[jboss-as7-dev] Limiting Server Thread Usage

Scott Stark sstark at redhat.com
Wed Sep 14 15:03:05 EDT 2011


The question of whether this is the right limit is one I have raised, 
especially since the limit is being imposed via a pam_limits module 
which actually limits the number of processes a user is allowed. A java 
thread is mapping to a process in this model, which further blurs the 
effectiveness/validity.

However, this is an issue that does commonly come up with system admins 
as a way of gauging max requests and therefore some measure of the max 
resource requirements.

Perhaps a global limit is really not an effective approach.

Similar to how we have a global view of ports in use, perhaps just 
having a global view of the thread pools in the domain model stats would 
be enough. If I can see of the server thread pools with the min/max 
settings, and there is a base thread pool dsl for min/max settings in 
every subsystem utilizing a thread pool, one can at least understand the 
thread usage, and make some choices about how to limit it.

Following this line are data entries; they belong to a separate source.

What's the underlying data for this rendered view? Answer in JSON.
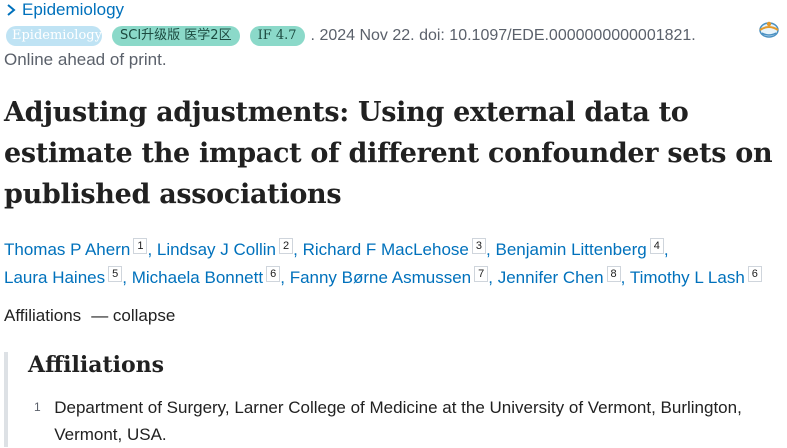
{
  "header": {
    "journal": "Epidemiology",
    "badges": {
      "journal": "Epidemiology",
      "sci": "SCI升级版 医学2区",
      "impact": "IF 4.7"
    },
    "citation": ". 2024 Nov 22. doi: 10.1097/EDE.0000000000001821.",
    "status": "Online ahead of print."
  },
  "article": {
    "title": "Adjusting adjustments: Using external data to estimate the impact of different confounder sets on published associations"
  },
  "authors": [
    {
      "name": "Thomas P Ahern",
      "aff": "1",
      "sep": ","
    },
    {
      "name": "Lindsay J Collin",
      "aff": "2",
      "sep": ","
    },
    {
      "name": "Richard F MacLehose",
      "aff": "3",
      "sep": ","
    },
    {
      "name": "Benjamin Littenberg",
      "aff": "4",
      "sep": ","
    },
    {
      "name": "Laura Haines",
      "aff": "5",
      "sep": ","
    },
    {
      "name": "Michaela Bonnett",
      "aff": "6",
      "sep": ","
    },
    {
      "name": "Fanny Børne Asmussen",
      "aff": "7",
      "sep": ","
    },
    {
      "name": "Jennifer Chen",
      "aff": "8",
      "sep": ","
    },
    {
      "name": "Timothy L Lash",
      "aff": "6",
      "sep": ""
    }
  ],
  "affiliations": {
    "toggle_label": "Affiliations",
    "toggle_control": "— collapse",
    "heading": "Affiliations",
    "items": [
      {
        "num": "1",
        "text": "Department of Surgery, Larner College of Medicine at the University of Vermont, Burlington, Vermont, USA."
      }
    ]
  },
  "icons": {
    "journal_chevron": "chevron-right-icon",
    "cite_tool": "cite-globe-icon"
  },
  "colors": {
    "link": "#0071bc",
    "badge_journal": "#bfe3f4",
    "badge_teal": "#8bd9c9",
    "muted": "#5b616b"
  }
}
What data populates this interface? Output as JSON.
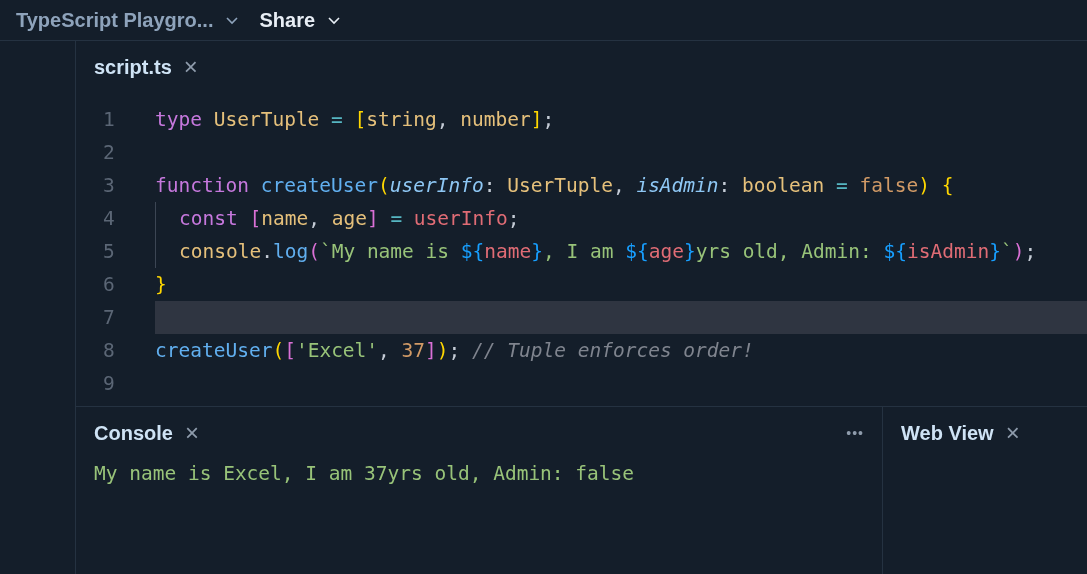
{
  "top_bar": {
    "items": [
      {
        "label": "TypeScript Playgro...",
        "selected": false
      },
      {
        "label": "Share",
        "selected": true
      }
    ]
  },
  "editor": {
    "tab": {
      "label": "script.ts",
      "close": "×"
    },
    "lines": [
      {
        "number": "1",
        "current": false,
        "indent": false,
        "tokens": [
          {
            "kind": "keyword",
            "text": "type "
          },
          {
            "kind": "type",
            "text": "UserTuple "
          },
          {
            "kind": "operator",
            "text": "= "
          },
          {
            "kind": "bracket1",
            "text": "["
          },
          {
            "kind": "type",
            "text": "string"
          },
          {
            "kind": "plain",
            "text": ", "
          },
          {
            "kind": "type",
            "text": "number"
          },
          {
            "kind": "bracket1",
            "text": "]"
          },
          {
            "kind": "plain",
            "text": ";"
          }
        ]
      },
      {
        "number": "2",
        "current": false,
        "indent": false
      },
      {
        "number": "3",
        "current": false,
        "indent": false,
        "tokens": [
          {
            "kind": "keyword",
            "text": "function "
          },
          {
            "kind": "function",
            "text": "createUser"
          },
          {
            "kind": "bracket1",
            "text": "("
          },
          {
            "kind": "param",
            "text": "userInfo"
          },
          {
            "kind": "plain",
            "text": ": "
          },
          {
            "kind": "type",
            "text": "UserTuple"
          },
          {
            "kind": "plain",
            "text": ", "
          },
          {
            "kind": "param",
            "text": "isAdmin"
          },
          {
            "kind": "plain",
            "text": ": "
          },
          {
            "kind": "type",
            "text": "boolean "
          },
          {
            "kind": "operator",
            "text": "= "
          },
          {
            "kind": "number",
            "text": "false"
          },
          {
            "kind": "bracket1",
            "text": ") {"
          }
        ]
      },
      {
        "number": "4",
        "current": false,
        "indent": true,
        "tokens": [
          {
            "kind": "keyword",
            "text": "const "
          },
          {
            "kind": "bracket2",
            "text": "["
          },
          {
            "kind": "type",
            "text": "name"
          },
          {
            "kind": "plain",
            "text": ", "
          },
          {
            "kind": "type",
            "text": "age"
          },
          {
            "kind": "bracket2",
            "text": "] "
          },
          {
            "kind": "operator",
            "text": "= "
          },
          {
            "kind": "variable",
            "text": "userInfo"
          },
          {
            "kind": "plain",
            "text": ";"
          }
        ]
      },
      {
        "number": "5",
        "current": false,
        "indent": true,
        "tokens": [
          {
            "kind": "type",
            "text": "console"
          },
          {
            "kind": "plain",
            "text": "."
          },
          {
            "kind": "function",
            "text": "log"
          },
          {
            "kind": "bracket2",
            "text": "("
          },
          {
            "kind": "string",
            "text": "`My name is "
          },
          {
            "kind": "bracket3",
            "text": "${"
          },
          {
            "kind": "variable",
            "text": "name"
          },
          {
            "kind": "bracket3",
            "text": "}"
          },
          {
            "kind": "string",
            "text": ", I am "
          },
          {
            "kind": "bracket3",
            "text": "${"
          },
          {
            "kind": "variable",
            "text": "age"
          },
          {
            "kind": "bracket3",
            "text": "}"
          },
          {
            "kind": "string",
            "text": "yrs old, Admin: "
          },
          {
            "kind": "bracket3",
            "text": "${"
          },
          {
            "kind": "variable",
            "text": "isAdmin"
          },
          {
            "kind": "bracket3",
            "text": "}"
          },
          {
            "kind": "string",
            "text": "`"
          },
          {
            "kind": "bracket2",
            "text": ")"
          },
          {
            "kind": "plain",
            "text": ";"
          }
        ]
      },
      {
        "number": "6",
        "current": false,
        "indent": false,
        "tokens": [
          {
            "kind": "bracket1",
            "text": "}"
          }
        ]
      },
      {
        "number": "7",
        "current": true,
        "indent": false
      },
      {
        "number": "8",
        "current": false,
        "indent": false,
        "tokens": [
          {
            "kind": "function",
            "text": "createUser"
          },
          {
            "kind": "bracket1",
            "text": "("
          },
          {
            "kind": "bracket2",
            "text": "["
          },
          {
            "kind": "string",
            "text": "'Excel'"
          },
          {
            "kind": "plain",
            "text": ", "
          },
          {
            "kind": "number",
            "text": "37"
          },
          {
            "kind": "bracket2",
            "text": "]"
          },
          {
            "kind": "bracket1",
            "text": ")"
          },
          {
            "kind": "plain",
            "text": "; "
          },
          {
            "kind": "comment",
            "text": "// Tuple enforces order!"
          }
        ]
      },
      {
        "number": "9",
        "current": false,
        "indent": false
      }
    ]
  },
  "console": {
    "title": "Console",
    "close": "×",
    "menu": "•••",
    "output": "My name is Excel, I am 37yrs old, Admin: false"
  },
  "web_view": {
    "title": "Web View",
    "close": "×"
  }
}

On 9/14/11 10:53 AM, Jason T. Greene wrote:
> Moving to a new thread.
>
> The big problem we run into with this is that almost every application
> of a thread pool that we have needs to be highly tailored to its usage
> to get the most optimal performance. So we end up with quite a few
> different pools and it becomes difficult to impose a server wide limit.
>
> There however some potential strategies we could take. Although I am
> unsure as to how the overall effectiveness would be:
>
> 1. Sharing idle threads between pools
> 2. Force everything to go through a special blocking thread factory via
> instrumentation of java.lang.Thread. Any attempt to allocate over the
> max would lead to thread reclamation attempts and finally blocking until
> a timeout is reached.
> 3. Some kind of auto-tuning weighting model. If the max total threads is
> N, force all thread pools to use a percentage of N, potentially based on
> establishing current config value divided by combined total.
>
> One thing I wonder though is if cloud providers are "barking up the
> wrong tree"? It seems a better limitation of an application is raw CPU
> clock time and max memory usage. How they split that time into threads
> doesn't really affect the scalability of the physical server, it's all
> virtual process performance (who cares if someone wastes time context
> switching?).
>
> On 9/14/11 10:39 AM, Scott Stark wrote:
>   >  The other big cross cutting concern is controlling the total number of
>   >  threads in use by the application server. When running under a
>   >  constrained environment that uses something like pam_limits module to
>   >  control how many process(==java threads) a user can have, it is
>   >  difficult to know what the server max thread usage is right now.